In its Situation & Outlook report, Dairy Australia said, “high beef prices and soaring land values have enticed farmers and farmland away from dairy,” and they expected the trend to continue.
It’s something Duncan Morris has seen first hand. Morris, who administers the two-year-old processor SW Dairy Ltd, is an accountant, southwest Victorian dairy farmer, and former Murray Goulburn Co-operative director.
“The number of farms exiting dairy has been absolutely massive around here, and nearly every one of them has gone to beef or sheep,” Morris said.
The solution, he said, was to adopt something of New Zealand’s seasonal, low-input model, but that needed to be matched with a suitable milk price model.
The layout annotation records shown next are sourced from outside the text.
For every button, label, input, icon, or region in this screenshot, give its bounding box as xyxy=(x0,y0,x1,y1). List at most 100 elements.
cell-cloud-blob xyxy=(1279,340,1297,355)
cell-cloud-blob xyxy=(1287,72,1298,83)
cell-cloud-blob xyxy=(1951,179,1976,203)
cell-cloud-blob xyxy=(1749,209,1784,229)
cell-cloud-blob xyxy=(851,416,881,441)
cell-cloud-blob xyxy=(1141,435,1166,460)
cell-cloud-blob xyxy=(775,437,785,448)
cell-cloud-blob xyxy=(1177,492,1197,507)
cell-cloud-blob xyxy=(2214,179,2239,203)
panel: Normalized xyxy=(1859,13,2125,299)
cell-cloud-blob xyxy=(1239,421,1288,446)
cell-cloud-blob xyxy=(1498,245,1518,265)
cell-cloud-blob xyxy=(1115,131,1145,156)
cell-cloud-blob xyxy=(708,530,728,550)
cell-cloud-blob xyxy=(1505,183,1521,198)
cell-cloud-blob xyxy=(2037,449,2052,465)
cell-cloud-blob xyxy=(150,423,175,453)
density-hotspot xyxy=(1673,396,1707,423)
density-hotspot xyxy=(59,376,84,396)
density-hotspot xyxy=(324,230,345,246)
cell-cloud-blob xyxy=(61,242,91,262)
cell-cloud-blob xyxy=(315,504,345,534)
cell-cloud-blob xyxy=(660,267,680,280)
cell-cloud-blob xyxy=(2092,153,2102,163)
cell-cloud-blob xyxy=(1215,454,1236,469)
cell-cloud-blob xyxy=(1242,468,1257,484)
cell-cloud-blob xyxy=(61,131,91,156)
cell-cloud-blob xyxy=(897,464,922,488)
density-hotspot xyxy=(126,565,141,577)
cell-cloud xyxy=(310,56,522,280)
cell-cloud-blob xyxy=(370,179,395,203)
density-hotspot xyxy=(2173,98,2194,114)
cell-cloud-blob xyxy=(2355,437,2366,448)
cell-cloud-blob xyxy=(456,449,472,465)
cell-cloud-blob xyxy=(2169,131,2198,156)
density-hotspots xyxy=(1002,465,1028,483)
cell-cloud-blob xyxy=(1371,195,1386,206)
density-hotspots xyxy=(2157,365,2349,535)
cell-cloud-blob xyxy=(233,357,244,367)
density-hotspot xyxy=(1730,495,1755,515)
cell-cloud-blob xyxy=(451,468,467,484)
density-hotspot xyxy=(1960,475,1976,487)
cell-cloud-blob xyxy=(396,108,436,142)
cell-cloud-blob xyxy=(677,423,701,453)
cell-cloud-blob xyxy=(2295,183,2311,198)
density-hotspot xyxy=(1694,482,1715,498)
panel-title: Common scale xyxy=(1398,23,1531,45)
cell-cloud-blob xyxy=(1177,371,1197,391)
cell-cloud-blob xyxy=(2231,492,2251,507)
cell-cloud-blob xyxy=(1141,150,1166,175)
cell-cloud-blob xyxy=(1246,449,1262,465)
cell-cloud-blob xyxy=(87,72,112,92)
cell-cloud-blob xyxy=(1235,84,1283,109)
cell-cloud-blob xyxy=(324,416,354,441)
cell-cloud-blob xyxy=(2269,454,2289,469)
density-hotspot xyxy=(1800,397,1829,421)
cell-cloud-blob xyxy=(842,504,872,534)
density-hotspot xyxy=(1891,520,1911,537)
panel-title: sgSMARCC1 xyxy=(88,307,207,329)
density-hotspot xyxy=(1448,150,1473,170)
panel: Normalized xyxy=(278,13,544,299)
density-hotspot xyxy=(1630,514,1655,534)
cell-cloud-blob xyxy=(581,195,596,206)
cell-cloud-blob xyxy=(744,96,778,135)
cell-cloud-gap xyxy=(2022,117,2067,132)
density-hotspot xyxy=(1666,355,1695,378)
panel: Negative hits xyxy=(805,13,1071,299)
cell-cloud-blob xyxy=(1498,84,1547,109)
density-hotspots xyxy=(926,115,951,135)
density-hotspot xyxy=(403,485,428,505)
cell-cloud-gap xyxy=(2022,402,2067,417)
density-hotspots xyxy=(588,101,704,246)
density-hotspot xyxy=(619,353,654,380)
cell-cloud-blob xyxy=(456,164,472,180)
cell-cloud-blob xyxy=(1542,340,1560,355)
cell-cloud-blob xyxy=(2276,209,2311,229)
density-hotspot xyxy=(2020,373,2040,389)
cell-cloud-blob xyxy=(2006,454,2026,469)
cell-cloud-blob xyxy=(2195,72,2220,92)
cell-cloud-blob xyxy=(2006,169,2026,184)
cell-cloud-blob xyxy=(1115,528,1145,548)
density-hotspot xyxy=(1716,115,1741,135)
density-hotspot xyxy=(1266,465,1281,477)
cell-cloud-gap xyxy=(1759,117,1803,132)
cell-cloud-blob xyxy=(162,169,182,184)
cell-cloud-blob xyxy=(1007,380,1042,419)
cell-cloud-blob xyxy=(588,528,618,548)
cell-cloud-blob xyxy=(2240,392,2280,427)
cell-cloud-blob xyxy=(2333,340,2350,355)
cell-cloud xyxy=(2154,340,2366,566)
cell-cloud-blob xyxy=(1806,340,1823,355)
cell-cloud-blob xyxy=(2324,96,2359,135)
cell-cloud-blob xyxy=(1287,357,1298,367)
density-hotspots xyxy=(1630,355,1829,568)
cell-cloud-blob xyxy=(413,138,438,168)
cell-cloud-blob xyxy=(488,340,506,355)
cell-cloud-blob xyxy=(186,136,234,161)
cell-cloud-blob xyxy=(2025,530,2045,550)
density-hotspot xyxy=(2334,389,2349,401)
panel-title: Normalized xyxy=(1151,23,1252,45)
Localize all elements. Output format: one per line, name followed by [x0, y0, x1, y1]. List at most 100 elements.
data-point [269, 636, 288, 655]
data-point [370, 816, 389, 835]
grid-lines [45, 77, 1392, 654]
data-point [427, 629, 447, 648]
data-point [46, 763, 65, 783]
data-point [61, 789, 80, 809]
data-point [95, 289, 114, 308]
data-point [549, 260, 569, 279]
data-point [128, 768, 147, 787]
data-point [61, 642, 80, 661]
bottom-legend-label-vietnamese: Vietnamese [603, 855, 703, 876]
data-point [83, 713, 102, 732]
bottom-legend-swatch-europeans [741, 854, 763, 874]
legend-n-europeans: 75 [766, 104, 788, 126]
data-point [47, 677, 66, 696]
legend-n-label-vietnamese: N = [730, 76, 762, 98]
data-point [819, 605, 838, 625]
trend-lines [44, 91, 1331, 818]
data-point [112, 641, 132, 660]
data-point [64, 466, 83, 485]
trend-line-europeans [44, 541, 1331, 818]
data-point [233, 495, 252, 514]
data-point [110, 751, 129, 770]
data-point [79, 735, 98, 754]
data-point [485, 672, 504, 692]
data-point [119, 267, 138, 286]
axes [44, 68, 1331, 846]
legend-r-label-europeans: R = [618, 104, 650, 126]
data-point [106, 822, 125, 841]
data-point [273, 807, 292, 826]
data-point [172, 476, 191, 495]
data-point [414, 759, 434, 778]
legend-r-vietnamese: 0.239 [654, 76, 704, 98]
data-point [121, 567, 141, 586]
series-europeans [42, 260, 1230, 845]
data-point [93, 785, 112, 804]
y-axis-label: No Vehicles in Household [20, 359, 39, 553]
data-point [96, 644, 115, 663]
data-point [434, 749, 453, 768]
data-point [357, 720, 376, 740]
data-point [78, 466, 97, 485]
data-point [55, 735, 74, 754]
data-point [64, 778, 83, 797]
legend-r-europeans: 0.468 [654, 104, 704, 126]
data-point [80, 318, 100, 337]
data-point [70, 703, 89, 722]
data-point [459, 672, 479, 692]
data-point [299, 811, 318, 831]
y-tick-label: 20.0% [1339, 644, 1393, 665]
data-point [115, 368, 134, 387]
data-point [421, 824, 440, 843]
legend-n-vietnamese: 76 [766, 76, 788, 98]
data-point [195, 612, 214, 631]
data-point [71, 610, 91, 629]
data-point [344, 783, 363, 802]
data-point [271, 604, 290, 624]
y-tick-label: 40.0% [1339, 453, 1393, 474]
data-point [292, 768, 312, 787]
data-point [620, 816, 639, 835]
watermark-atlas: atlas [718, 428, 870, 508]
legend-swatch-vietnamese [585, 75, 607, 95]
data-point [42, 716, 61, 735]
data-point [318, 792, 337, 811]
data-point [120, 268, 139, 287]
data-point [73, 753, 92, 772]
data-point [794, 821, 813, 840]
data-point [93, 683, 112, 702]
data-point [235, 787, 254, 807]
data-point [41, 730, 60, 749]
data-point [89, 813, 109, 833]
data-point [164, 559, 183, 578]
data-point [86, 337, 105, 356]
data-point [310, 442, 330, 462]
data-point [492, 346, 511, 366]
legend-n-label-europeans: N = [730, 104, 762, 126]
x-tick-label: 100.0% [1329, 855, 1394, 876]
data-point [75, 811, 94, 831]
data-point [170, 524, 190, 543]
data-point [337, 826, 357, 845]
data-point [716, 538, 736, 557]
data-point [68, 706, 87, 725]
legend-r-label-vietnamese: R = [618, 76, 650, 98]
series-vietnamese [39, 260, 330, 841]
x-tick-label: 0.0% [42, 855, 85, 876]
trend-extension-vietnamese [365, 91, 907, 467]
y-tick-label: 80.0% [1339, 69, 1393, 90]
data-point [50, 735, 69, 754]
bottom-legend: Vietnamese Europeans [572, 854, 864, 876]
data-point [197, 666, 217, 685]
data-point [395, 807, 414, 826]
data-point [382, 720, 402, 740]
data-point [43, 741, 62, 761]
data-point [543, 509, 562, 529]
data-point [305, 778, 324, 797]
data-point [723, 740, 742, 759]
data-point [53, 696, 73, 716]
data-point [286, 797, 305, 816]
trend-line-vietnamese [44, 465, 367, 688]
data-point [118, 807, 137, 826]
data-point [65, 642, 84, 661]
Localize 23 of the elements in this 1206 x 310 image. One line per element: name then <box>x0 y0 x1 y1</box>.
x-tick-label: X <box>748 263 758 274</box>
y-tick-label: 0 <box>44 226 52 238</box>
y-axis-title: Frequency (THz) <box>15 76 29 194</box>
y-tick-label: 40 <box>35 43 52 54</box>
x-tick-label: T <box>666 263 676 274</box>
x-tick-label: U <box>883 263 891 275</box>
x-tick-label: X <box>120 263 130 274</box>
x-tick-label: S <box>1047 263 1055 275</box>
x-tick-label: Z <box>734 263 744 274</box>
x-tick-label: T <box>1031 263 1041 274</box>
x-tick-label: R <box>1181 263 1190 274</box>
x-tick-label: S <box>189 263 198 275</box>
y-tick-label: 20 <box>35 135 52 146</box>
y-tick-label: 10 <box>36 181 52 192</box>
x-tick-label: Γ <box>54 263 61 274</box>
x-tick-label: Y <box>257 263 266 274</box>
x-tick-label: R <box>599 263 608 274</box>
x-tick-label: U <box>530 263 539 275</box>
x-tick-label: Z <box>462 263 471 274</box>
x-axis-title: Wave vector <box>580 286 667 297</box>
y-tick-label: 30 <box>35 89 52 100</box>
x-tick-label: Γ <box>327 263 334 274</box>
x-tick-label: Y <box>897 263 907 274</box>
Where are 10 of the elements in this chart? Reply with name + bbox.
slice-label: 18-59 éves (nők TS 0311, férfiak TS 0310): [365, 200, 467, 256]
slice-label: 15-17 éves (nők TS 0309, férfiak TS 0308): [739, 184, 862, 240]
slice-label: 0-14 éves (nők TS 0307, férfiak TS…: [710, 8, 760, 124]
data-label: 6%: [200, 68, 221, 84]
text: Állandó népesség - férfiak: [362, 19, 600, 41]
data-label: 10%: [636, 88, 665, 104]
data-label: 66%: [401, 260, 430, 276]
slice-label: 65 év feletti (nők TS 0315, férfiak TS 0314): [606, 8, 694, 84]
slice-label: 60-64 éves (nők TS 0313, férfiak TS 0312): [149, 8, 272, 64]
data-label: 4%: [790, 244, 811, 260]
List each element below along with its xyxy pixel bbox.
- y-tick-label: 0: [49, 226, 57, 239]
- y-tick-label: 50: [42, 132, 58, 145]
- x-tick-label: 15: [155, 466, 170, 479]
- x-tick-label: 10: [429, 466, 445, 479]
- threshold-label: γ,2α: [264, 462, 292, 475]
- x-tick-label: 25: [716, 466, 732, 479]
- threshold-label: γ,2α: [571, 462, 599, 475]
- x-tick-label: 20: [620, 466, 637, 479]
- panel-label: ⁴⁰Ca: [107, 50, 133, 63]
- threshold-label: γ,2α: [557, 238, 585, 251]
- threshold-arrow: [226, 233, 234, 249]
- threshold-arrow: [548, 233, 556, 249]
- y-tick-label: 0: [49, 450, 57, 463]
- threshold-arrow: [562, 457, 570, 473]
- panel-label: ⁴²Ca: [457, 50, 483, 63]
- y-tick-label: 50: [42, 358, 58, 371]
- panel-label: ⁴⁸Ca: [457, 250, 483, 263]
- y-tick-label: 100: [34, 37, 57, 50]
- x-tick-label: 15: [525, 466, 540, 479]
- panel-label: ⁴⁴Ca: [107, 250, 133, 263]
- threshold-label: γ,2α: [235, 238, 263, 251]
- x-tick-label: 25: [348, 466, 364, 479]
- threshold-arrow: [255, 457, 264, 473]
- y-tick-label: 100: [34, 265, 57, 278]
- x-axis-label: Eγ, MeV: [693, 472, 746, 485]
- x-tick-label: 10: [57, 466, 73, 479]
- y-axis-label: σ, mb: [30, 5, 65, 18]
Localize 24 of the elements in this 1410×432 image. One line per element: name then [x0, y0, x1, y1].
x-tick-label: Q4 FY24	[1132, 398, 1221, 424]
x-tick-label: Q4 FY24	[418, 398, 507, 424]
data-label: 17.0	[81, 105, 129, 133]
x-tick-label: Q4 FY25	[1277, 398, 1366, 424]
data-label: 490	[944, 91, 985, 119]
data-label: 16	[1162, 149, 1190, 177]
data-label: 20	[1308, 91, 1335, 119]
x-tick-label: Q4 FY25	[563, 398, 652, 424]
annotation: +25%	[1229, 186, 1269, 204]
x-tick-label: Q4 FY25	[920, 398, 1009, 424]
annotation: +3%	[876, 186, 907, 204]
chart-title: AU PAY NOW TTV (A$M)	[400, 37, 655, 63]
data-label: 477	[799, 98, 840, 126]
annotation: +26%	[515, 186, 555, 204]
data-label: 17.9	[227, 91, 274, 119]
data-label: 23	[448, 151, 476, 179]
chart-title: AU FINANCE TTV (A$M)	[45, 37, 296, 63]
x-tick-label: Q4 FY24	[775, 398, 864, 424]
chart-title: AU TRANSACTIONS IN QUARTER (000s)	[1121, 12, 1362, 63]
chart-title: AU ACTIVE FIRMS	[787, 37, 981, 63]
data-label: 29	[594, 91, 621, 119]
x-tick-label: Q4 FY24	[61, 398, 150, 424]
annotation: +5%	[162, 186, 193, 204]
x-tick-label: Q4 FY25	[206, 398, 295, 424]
That realisation was the catalyst for SW Dairy Ltd, which had grown from 8 million litres to 30 million in two years on back of seasonal-friendly pricing.
Plenty of dairy farmers were already reviewing their system, Mumford said.
“Do we as businesses need to be milking seven days a week over 365 days, for example?” he said.
Record farmland prices made it attractive to exit farming altogether and Mumford said those keen to stay on the land could now generally make a reasonable living grazing beef cattle, which needed a fraction of the labour demanded by dairying.
“Labour is the number one issue they look at first,” he said.
“It would probably be safe to say that every farmer who employs staff is probably one labour unit short, and that’s having a huge effect on the dairy industry.
“It puts stress on businesses and it puts stress on family units.”
Mumford’s observations were backed up by the NDFS report, which highlighted three main issues: input costs, labour and climate.
Of the 700 farmers surveyed, 57% said input costs like feed, fertiliser and fuel were their top concerns.
Almost a quarter (at 23%) said they had shrunk their herds in the last 12 months in response to the labour shortage.
At the same time, floods swept through South Australia, Queensland, and New South Wales, while the normally reliable northwest Tasmania suffered one of its driest summers, and Western Australia was scorched by bushfires.
The 2016 dairy crisis had also played an ongoing role in the dairy exodus, Morris said, and would continue to be felt for many years.
“It’s not going to come back easily,” he said.
“There’s a generation of kids in their later teens and early 20s who’ve gone and they’re never coming back because they got burned when mum and dad got burned.”
- Marian Mac is an Australian freelance dairy journalist.